The problem with the corporate sector for the past two years was capital intensive sectors such as infrastructure, construction, mining and real estate suffered on account of slow project execution, land acquisition, environmental and policy related issues. But export-oriented sectors such as pharmaceuticals and IT benefited from the sharp rupee depreciation last year. The rupee had hit its all-time low of 68.85 against the dollar in August 2013. In addition, sectors dependent on rural consumption - tractors, FMCG and two-wheelers - registered steady growth. "Till about six months ago, the rural consumption was strong. It was growing roughly twice as fast as urban consumption due to several social sector schemes, including the National Rural Employment Guarantee Act," says Khattar.The trend is likely to reverse soon, feel some analysts. The gains that export-oriented sectors made in the past are expected to vanish under a stable currency. "Profit margins in the IT sector are expected to fall. The benefits of rupee depreciation for export-dependent firms will start diminishing from this quarter," says Pandey, who expects earnings growth of 16-16.5 per cent over the next two-three years.
Global indicators also suggest economic recovery for major economies such as the US, UK and Japan. The Chinese economy will remain subdued and that is expected to keep commodity prices low. "Most input prices are low and likely to remain soft. Softening of growth in China, the largest consumer of commodities, will keep commodities prices down," says an analyst. Prabhat Awasthi, Head of Equity & MD, India, Nomura Financial Advisories & Securities, says the corporate sector growth will be led by domestic cyclicals such as auto, banking and agro-goods sectors. "Till recently, the exports market was leading the show. The way the economy is structured, the recovery will not be straightforward this time."

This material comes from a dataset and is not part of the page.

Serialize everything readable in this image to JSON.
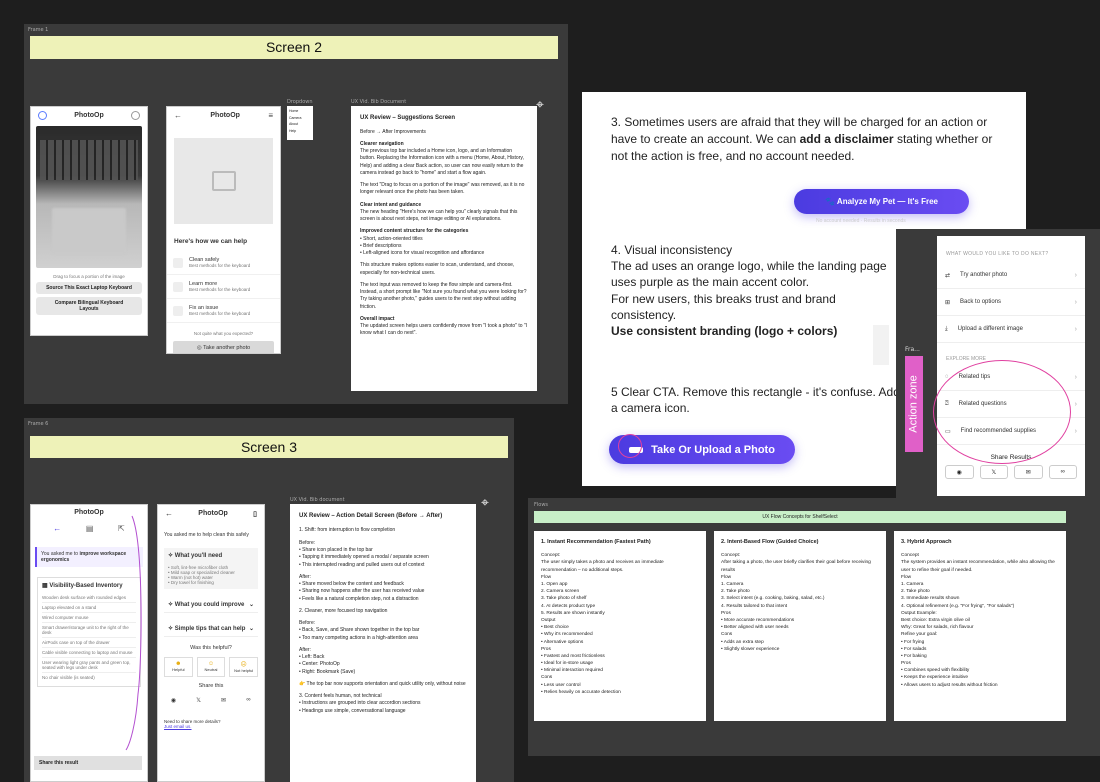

Still, analysts feel the operating environment for Indian companies is likely to be less challenging during 2014/15 than it had been in the previous year. This is because India's economic growth is showing signs of acceleration - gross domesic product grew at 5.7 per cent in the first quarter of 2014/15, its highest pace in 10 quarters. Also, the current account deficit has narrowed while consumer price index inflation has eased from the peak of 11.2 per cent in November 2013 to 7.8 per cent in August 2014, says ratings agency ICRA. "Moreover, several policy initiatives including efforts to revive stalled projects, tariff revision by state utilities and re-scheduling premium payout for road projects could alleviate some sector-specific concerns," it says in an October report.
But the catch is that India doesn't have control over many issues. "We have vulnerable forex reserves, huge dependency on imported oil and a susceptible currency. All these three things feed into each other. In a short period, things may go haywire," says Thunuguntla.
Another analyst says there's overconfidence in the capital markets at the moment and everybody has forgotten what happened last year. "At least, there was no anticipation last year. But this time, a lot of anticipation has already been built. If there's an underperformance on the corporate front, it will have serious impact on the overall environment," he adds.The first-quarter numbers for 2014/15 have been encouraging. According to an ICICI Securities report, earnings growth in the April-to-June quarter for Sensex companies gained momentum after lacklustre growth in the quarter ended March 2014.
The report says that the operating profits of BSE 30 companies grew by 21.6 per cent year-on-year in the April-June quarter as compared to 5.4 per cent in the January-March quarter due to lower raw material costs and operational efficiencies. Though the indicators point out to a revival in corporate performance, the recovery may not be quick.